Critics’ Picks

Giulia Cenci, dry salvages (detail), 2023, installation view. Photo: Charlott Markus.

Giulia Cenci, dry salvages (detail), 2023, installation view. Photo: Charlott Markus.

Amsterdam

Giulia Cenci

P/////AKT platform for contemporary art
Zeeburgerpad 53
January 15–February 19, 2023

In his 1922 poem “The Waste Land,” T. S. Eliot describes an acute aridity: “Here is no water but only rock / Rock and no water and the sandy road.” Giulia Cenci channels this concurrence of dryness and death in an installation that takes its title from another Eliot reference: dry salvages, 2023. The central installation comprises various sculptural assemblages in a syncopated spread throughout a large garagelike space that gives the scene the semblance of an abattoir. Each structure deploys variations of similar elements—reclaimed shower cabins, animal mannequins, a sculpted human head, the occasional organic matter—to suggest compartmentalized displays of the desiccated skeletons of unidentifiable animals.

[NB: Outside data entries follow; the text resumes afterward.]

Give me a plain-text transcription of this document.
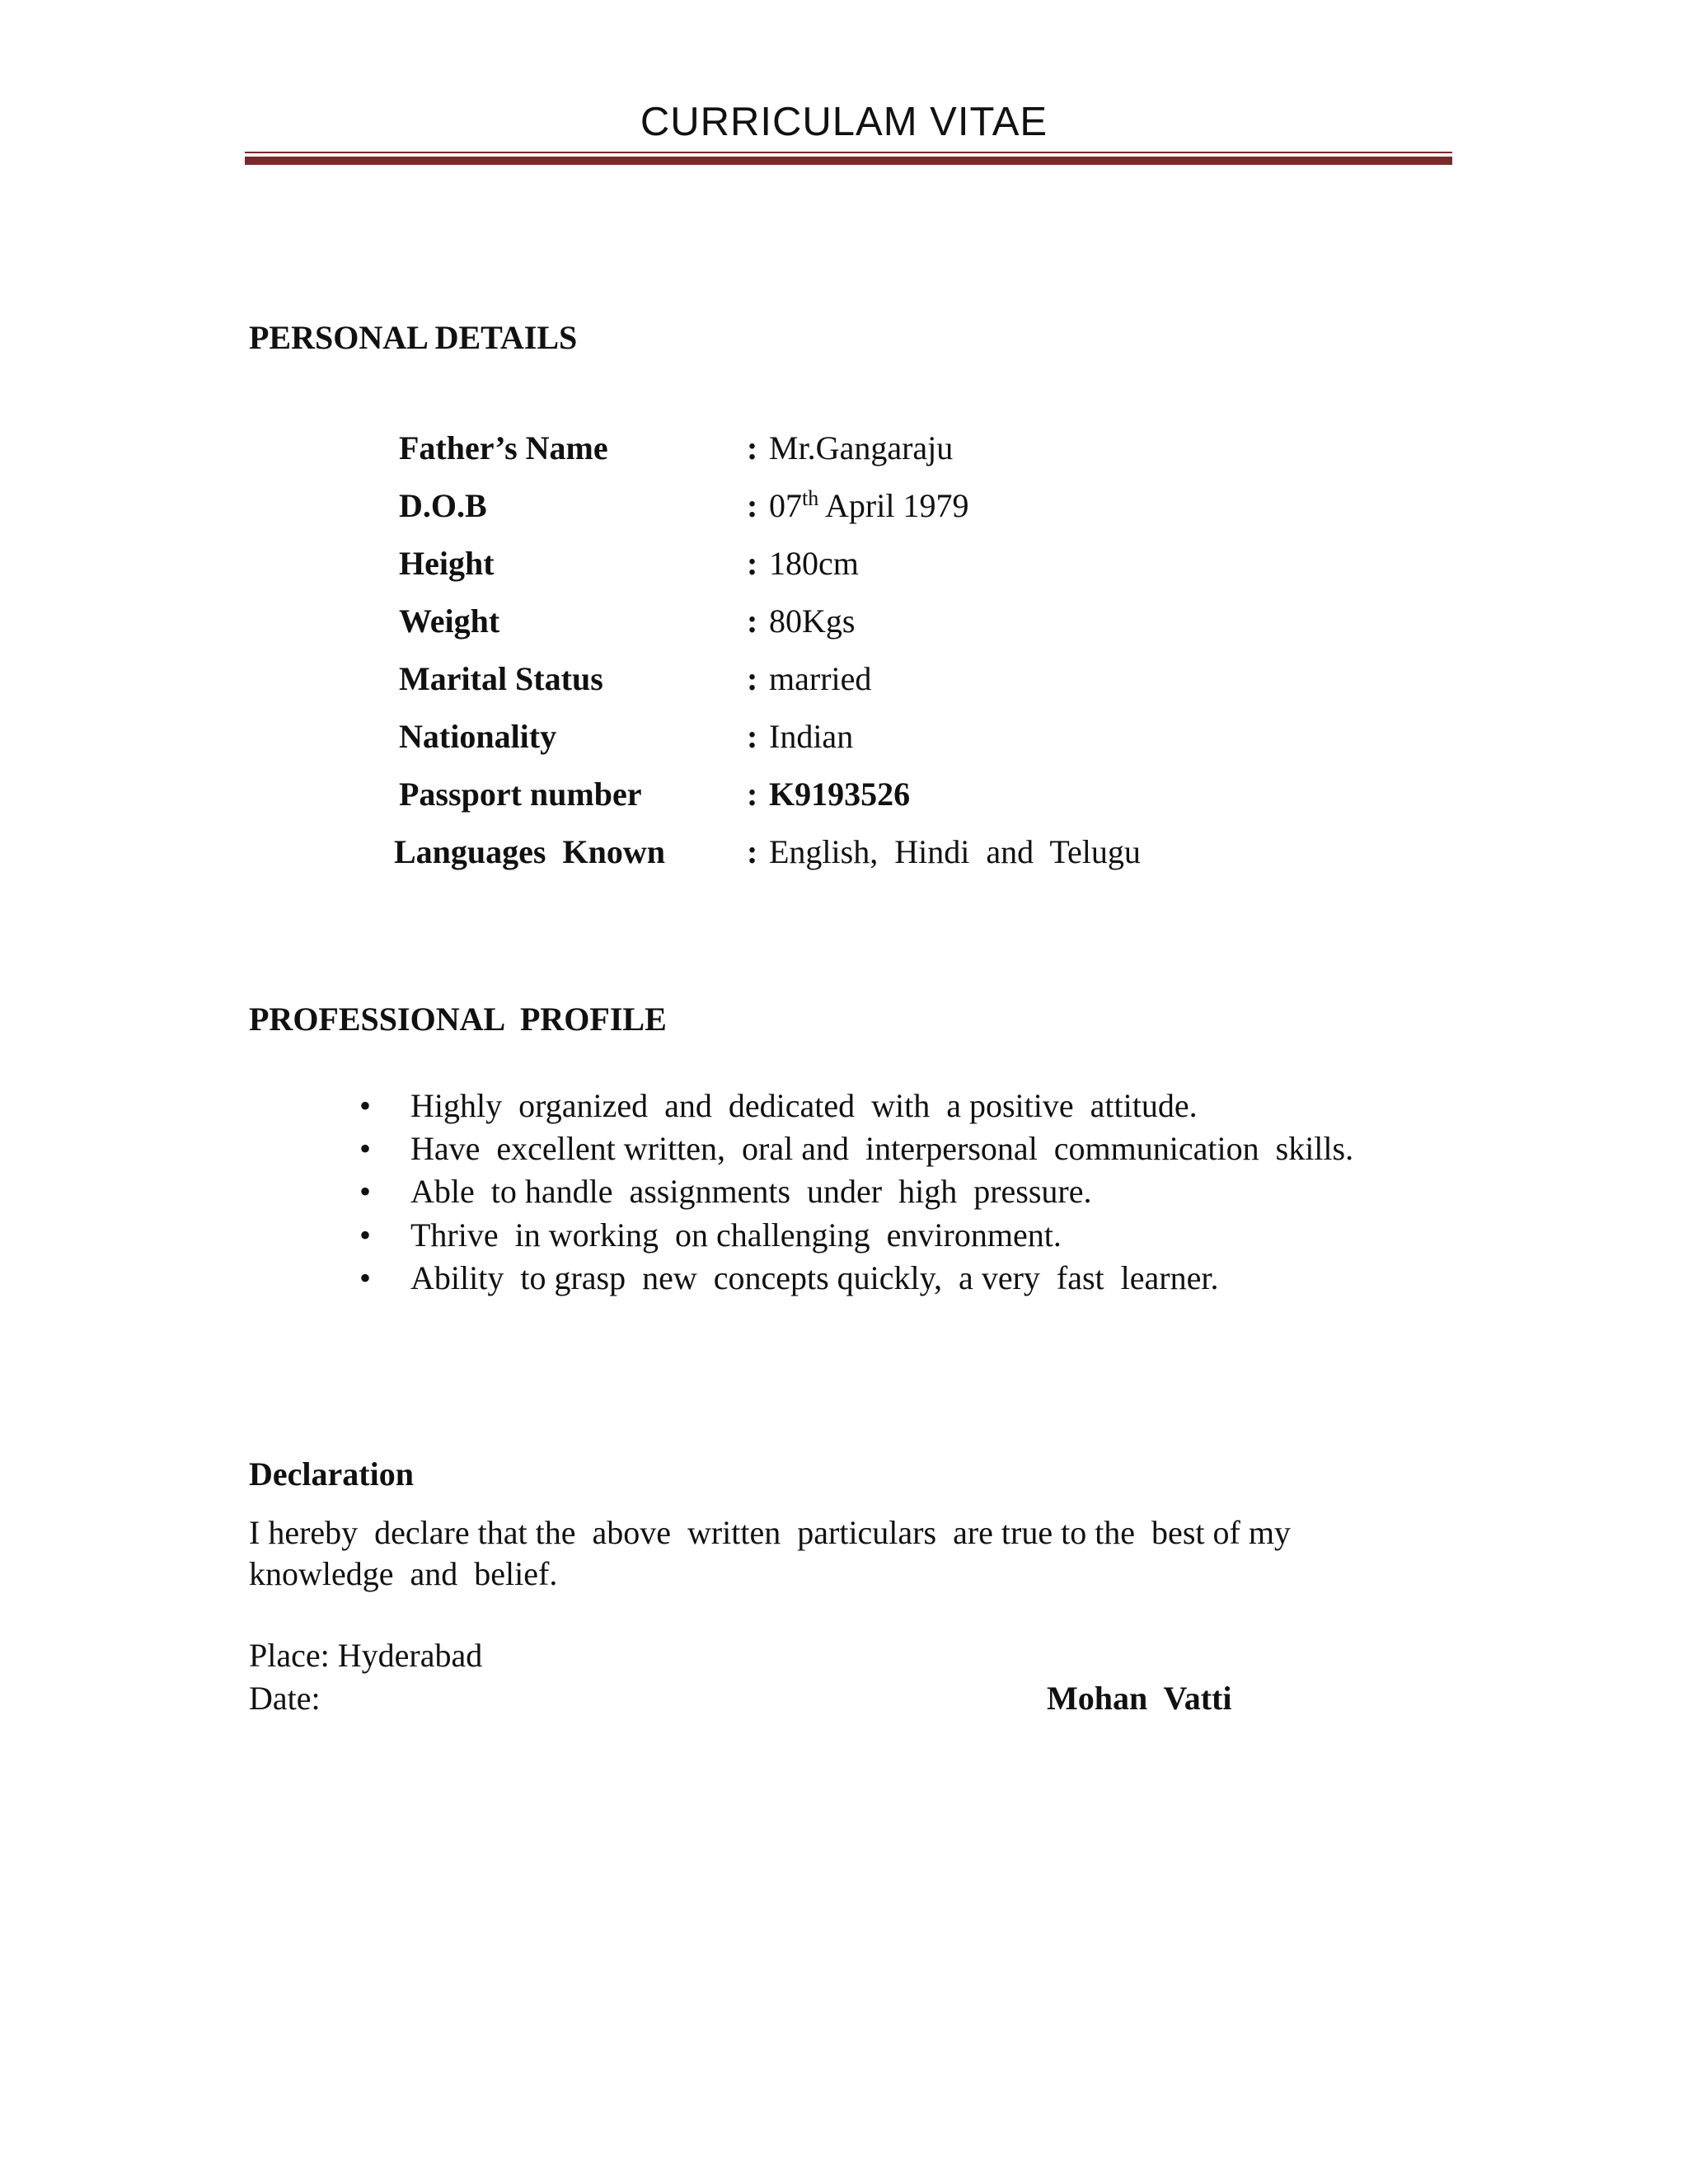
CURRICULAM VITAE
PERSONAL DETAILS
Father’s Name	: Mr.Gangaraju
D.O.B	: 07th April 1979
Height	: 180cm
Weight	: 80Kgs
Marital Status	: married
Nationality	: Indian
Passport number	: K9193526
Languages  Known : English,  Hindi  and  Telugu
PROFESSIONAL  PROFILE
• Highly  organized  and  dedicated  with  a positive  attitude.
• Have  excellent written,  oral and  interpersonal  communication  skills.
• Able  to handle  assignments  under  high  pressure.
• Thrive  in working  on challenging  environment.
• Ability  to grasp  new  concepts quickly,  a very  fast  learner.
Declaration
I hereby  declare that the  above  written  particulars  are true to the  best of my
knowledge  and  belief.
Place: Hyderabad
Date:	Mohan  Vatti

Cenci deliberately positions these objects so as to recall the preservation methods of dehydrated bodies. By using shower cabins—elements traditionally associated with hygiene—to encase them, the artist charges the fragments with a potential for water that will never be realized. Water makes life possible, but it also represents a means of social control over the individual, intimacy, and privacy, as symbolized by the memory of bodies that have passed through these shower doors.

Mixing in elements of horror and science fiction, Cenci creates a parallel world in which visitors find themselves to be the actors populating the room. The frosted glass obscures not only the plaster sculptures, but also fellow viewers as they attempt to observe the scene. More slyly, the show serves as a material provocation in this city famous for its waterways, which recently battled a drought so severe that hunger stones started to reveal themselves amid the rocks upstream.